A string of recent mass shootings, in Uvalde, Texas, Buffalo, Philadelphia, and elsewhere, have reinvigorated the debate over gun control, spurring the recent passage of the first new federal curbs in decades and again throwing the the politics of gun ownership into high relief. The U.S. Supreme Court further spurred the legal discussion with its decision last month in New York State Rifle and Pistol Association v. Bruen, which overturned a New York law requiring a license to carry concealed weapons in public.
Gomez, who’s from Sacramento, makes clear that his group is for people who don’t fit the conservative mold of many gun owners. He says that he and the other members group are unapologetically progressive and often, by his own description, “outright leftist.”
“This is not the NRA for brown people. We have zero tolerance for xenophobia disguised as ‘law and order,’” he says. “The rights of trans people are not up for debate in the LRA. There is a lot of ideological diversity on the left and we don’t gatekeep for a specific philosophy, but truthfully, we aren’t interested in integrating with mainstream gun culture — we want to be a complete alternative to it.”
You don’t have to be Latino to join the group, he says. It has several hundred members and Gomez hopes to one day see chapters all over the Southwest and beyond, teaching community defense and socially responsible gun ownership.
He’s already garnered national press attention, including from CBS News and ABC News.
“I’m able to offer a perspective that isn’t very common in the debate over guns: a politically progressive minority group that supports armed self-defense and is skeptical of gun control because of its racialized impact,” Gomez says.
One example: Gomez thinks the Bruen result was correct, although he has misgivings about the reasoning of the majority opinion, written by Justice Clarence Thomas.

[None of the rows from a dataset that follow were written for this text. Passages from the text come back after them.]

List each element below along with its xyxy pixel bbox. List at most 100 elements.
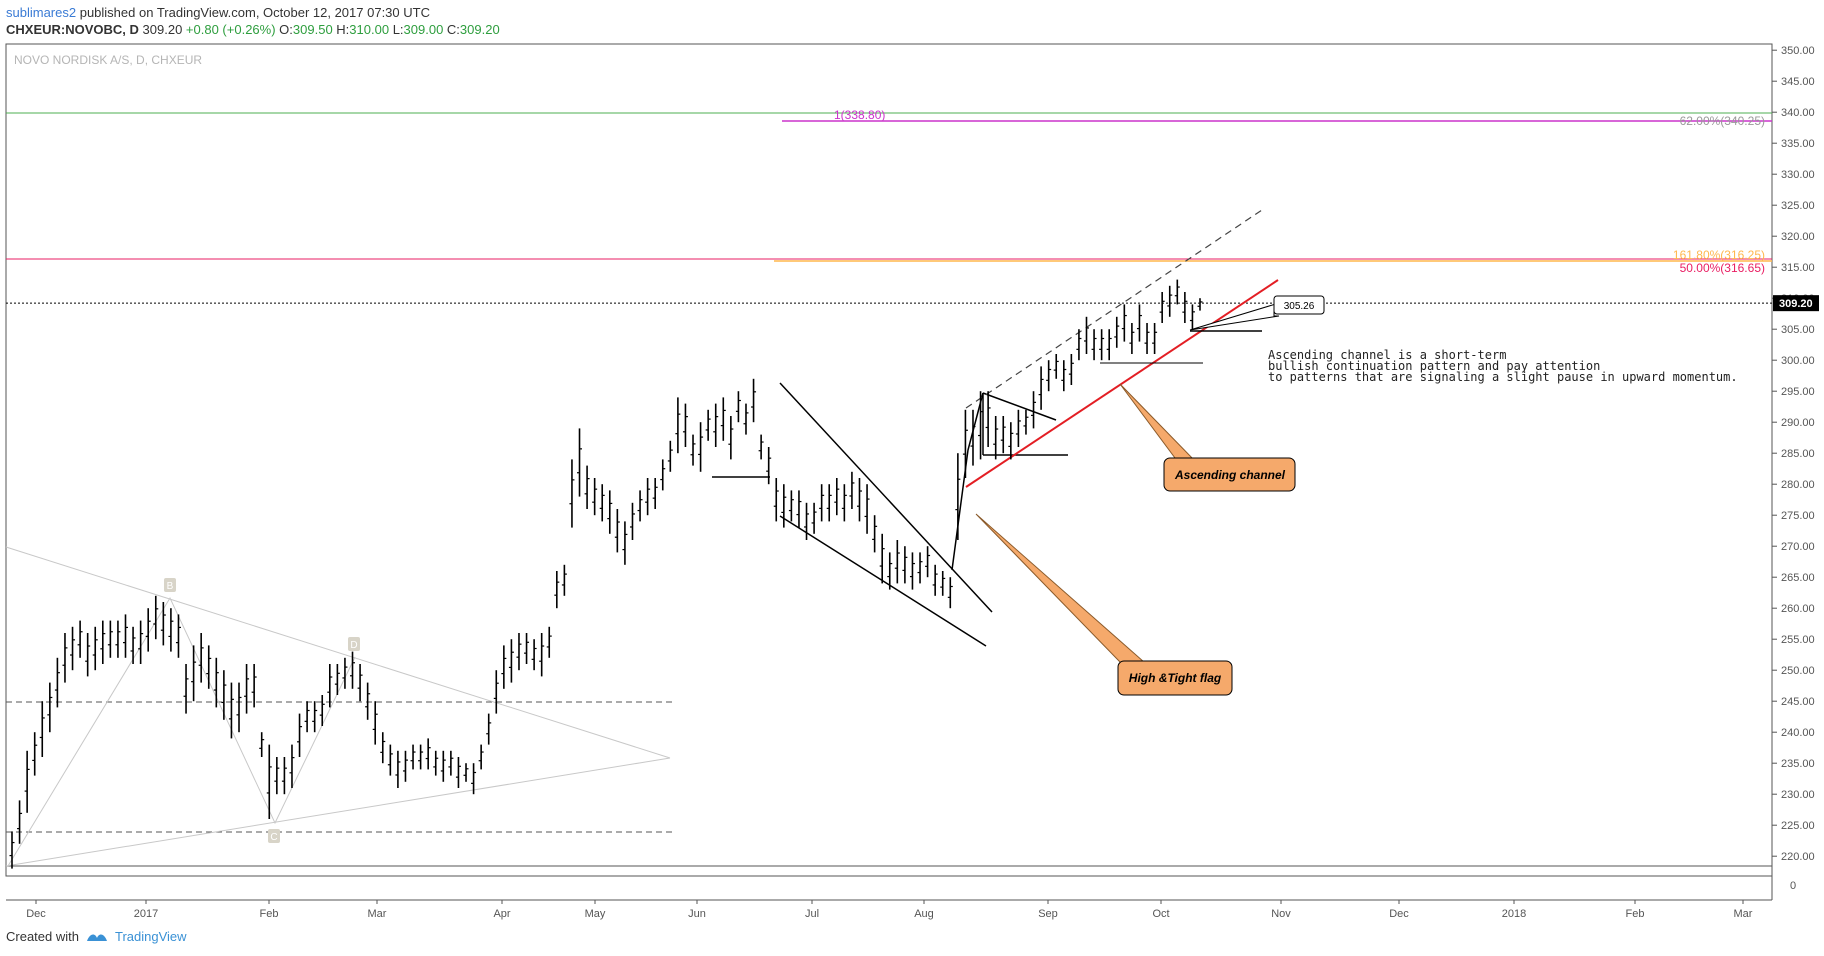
callout-pointer-channel: [1119, 383, 1198, 463]
price-tick-label: 340.00: [1781, 107, 1815, 119]
price-tick-label: 325.00: [1781, 200, 1815, 212]
time-tick-label: Sep: [1038, 908, 1058, 920]
price-tick-label: 295.00: [1781, 386, 1815, 398]
time-tick-label: Feb: [1626, 908, 1645, 920]
pattern-point-label: D: [350, 640, 357, 651]
level-label-161-8: 161.80%(316.25): [1673, 248, 1765, 262]
price-tick-label: 275.00: [1781, 510, 1815, 522]
price-note-box: [1273, 295, 1325, 315]
level-label-62: 62.00%(340.25): [1680, 114, 1765, 128]
footer: Created with TradingView: [6, 929, 187, 944]
open-value: 309.50: [292, 22, 333, 37]
flag-pole-line: [951, 392, 984, 571]
price-tick-label: 270.00: [1781, 541, 1815, 553]
time-tick-label: May: [585, 908, 606, 920]
time-tick-label: Mar: [368, 908, 387, 920]
pattern-point-label: C: [270, 832, 277, 843]
abcd-pattern-line: [7, 596, 356, 867]
price-tick-label: 300.00: [1781, 355, 1815, 367]
price-change: +0.80 (+0.26%): [185, 22, 276, 37]
price-note-label: 305.26: [1284, 301, 1315, 312]
level-label-338-80: 1(338.80): [834, 108, 885, 122]
time-tick-label: Dec: [26, 908, 46, 920]
time-tick-label: Dec: [1389, 908, 1409, 920]
published-text: published on TradingView.com, October 12…: [79, 5, 430, 20]
triangle-lower-line: [5, 757, 671, 867]
time-tick-label: Apr: [493, 908, 510, 920]
ohlc-bars: [9, 279, 1203, 869]
chart-frame: [5, 43, 1773, 877]
price-tick-label: 260.00: [1781, 603, 1815, 615]
time-tick-label: Jul: [805, 908, 819, 920]
price-tick-label: 250.00: [1781, 665, 1815, 677]
triangle-upper-line: [5, 546, 671, 759]
price-tick-label: 345.00: [1781, 76, 1815, 88]
channel-support-red: [965, 279, 1279, 488]
time-tick-label: Aug: [914, 908, 934, 920]
price-tick-label: 220.00: [1781, 851, 1815, 863]
high-value: 310.00: [349, 22, 390, 37]
time-tick-label: Nov: [1271, 908, 1291, 920]
price-tick-label: 265.00: [1781, 572, 1815, 584]
close-label: C:: [446, 22, 460, 37]
close-value: 309.20: [459, 22, 500, 37]
callout-label-flag: High &Tight flag: [1129, 671, 1222, 685]
pattern-point-label: B: [167, 581, 174, 592]
volume-axis-label: 0: [1790, 880, 1796, 892]
time-tick-label: Feb: [260, 908, 279, 920]
time-axis[interactable]: Dec 2017 Feb Mar Apr May Jun Jul Aug Sep Oct Nov Dec…: [26, 900, 1753, 920]
wedge-upper-line: [779, 382, 993, 613]
time-tick-label: Jun: [688, 908, 706, 920]
callout-label-channel: Ascending channel: [1174, 468, 1286, 482]
channel-resistance-dashed: [965, 209, 1263, 409]
annotation-text-line: Ascending channel is a short-term: [1268, 348, 1506, 362]
low-label: L:: [392, 22, 404, 37]
pattern-point-marker: [268, 829, 280, 843]
pattern-point-marker: [164, 578, 176, 592]
wedge-lower-line: [779, 515, 987, 647]
price-tick-label: 225.00: [1781, 820, 1815, 832]
symbol-label: CHXEUR:NOVOBC, D: [6, 22, 139, 37]
annotations: 305.26 Ascending channel is a short-termb…: [975, 295, 1738, 696]
level-label-50: 50.00%(316.65): [1680, 261, 1765, 275]
price-tick-label: 255.00: [1781, 634, 1815, 646]
callout-box-flag: [1117, 660, 1233, 696]
price-tick-label: 280.00: [1781, 479, 1815, 491]
price-tick-label: 335.00: [1781, 138, 1815, 150]
price-tick-label: 290.00: [1781, 417, 1815, 429]
callout-box-channel: [1163, 457, 1296, 492]
price-tick-label: 350.00: [1781, 45, 1815, 57]
annotation-text-line: to patterns that are signaling a slight …: [1268, 370, 1738, 384]
author-link[interactable]: sublimares2: [6, 5, 77, 20]
time-tick-label: Oct: [1152, 908, 1169, 920]
price-axis[interactable]: 350.00 345.00 340.00 335.00 330.00 325.00 320.…: [1772, 45, 1819, 892]
last-price-badge-label: 309.20: [1779, 298, 1813, 310]
price-note-pointer: [1189, 302, 1281, 331]
tradingview-brand[interactable]: TradingView: [114, 929, 187, 944]
time-tick-label: Mar: [1734, 908, 1753, 920]
created-with-label: Created with: [6, 929, 79, 944]
last-price-badge: [1773, 295, 1819, 312]
price-tick-label: 320.00: [1781, 231, 1815, 243]
price-tick-label: 330.00: [1781, 169, 1815, 181]
flag-upper-line: [982, 392, 1057, 421]
low-value: 309.00: [403, 22, 444, 37]
last-price: 309.20: [142, 22, 183, 37]
chart-header: sublimares2 published on TradingView.com…: [6, 4, 500, 38]
price-tick-label: 230.00: [1781, 789, 1815, 801]
price-tick-label: 285.00: [1781, 448, 1815, 460]
price-tick-label: 305.00: [1781, 324, 1815, 336]
price-tick-label: 240.00: [1781, 727, 1815, 739]
tradingview-logo-icon: [86, 934, 107, 941]
high-label: H:: [336, 22, 350, 37]
drawings: B D C: [5, 209, 1279, 867]
price-tick-label: 245.00: [1781, 696, 1815, 708]
horizontal-levels: 1(338.80) 62.00%(340.25) 161.80%(316.25)50…: [6, 108, 1772, 833]
annotation-text-line: bullish continuation pattern and pay att…: [1268, 359, 1600, 373]
open-label: O:: [279, 22, 293, 37]
time-tick-label: 2017: [134, 908, 158, 920]
chart-title: NOVO NORDISK A/S, D, CHXEUR: [14, 53, 202, 67]
time-tick-label: 2018: [1502, 908, 1526, 920]
pattern-point-marker: [348, 637, 360, 651]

“I think if we are going to give police departments the ability to screen people for carry permits, the standards they use to disqualify people need to be objective and regular,” Gomez says. “However, I think Justice Thomas’s new historical basis test for Second Amendment cases is extreme, even for the already-extreme judicial ideology of originalism.”
When Gomez decided to go to law school, he chose Berkeley because of its robust public interest program, and for what he felt was a less hyper-competitive environment than other top law schools.
Gomez is a member of La Alianza Law Students Association and has found fellowship there. He dips into Second Amendment discourse occasionally, but it’s not his career focus: He’s spending this summer in Hawaii advocating for indigenous rights, and is also interested in police misconduct and digital privacy.
“The sense of community has been really strong. Although Latinos are a pretty small minority here, it really feels like everyone participates in Alianza,” Gomez says. “The school really encourages a lot of student organizations and it seems like everyone can find a home.”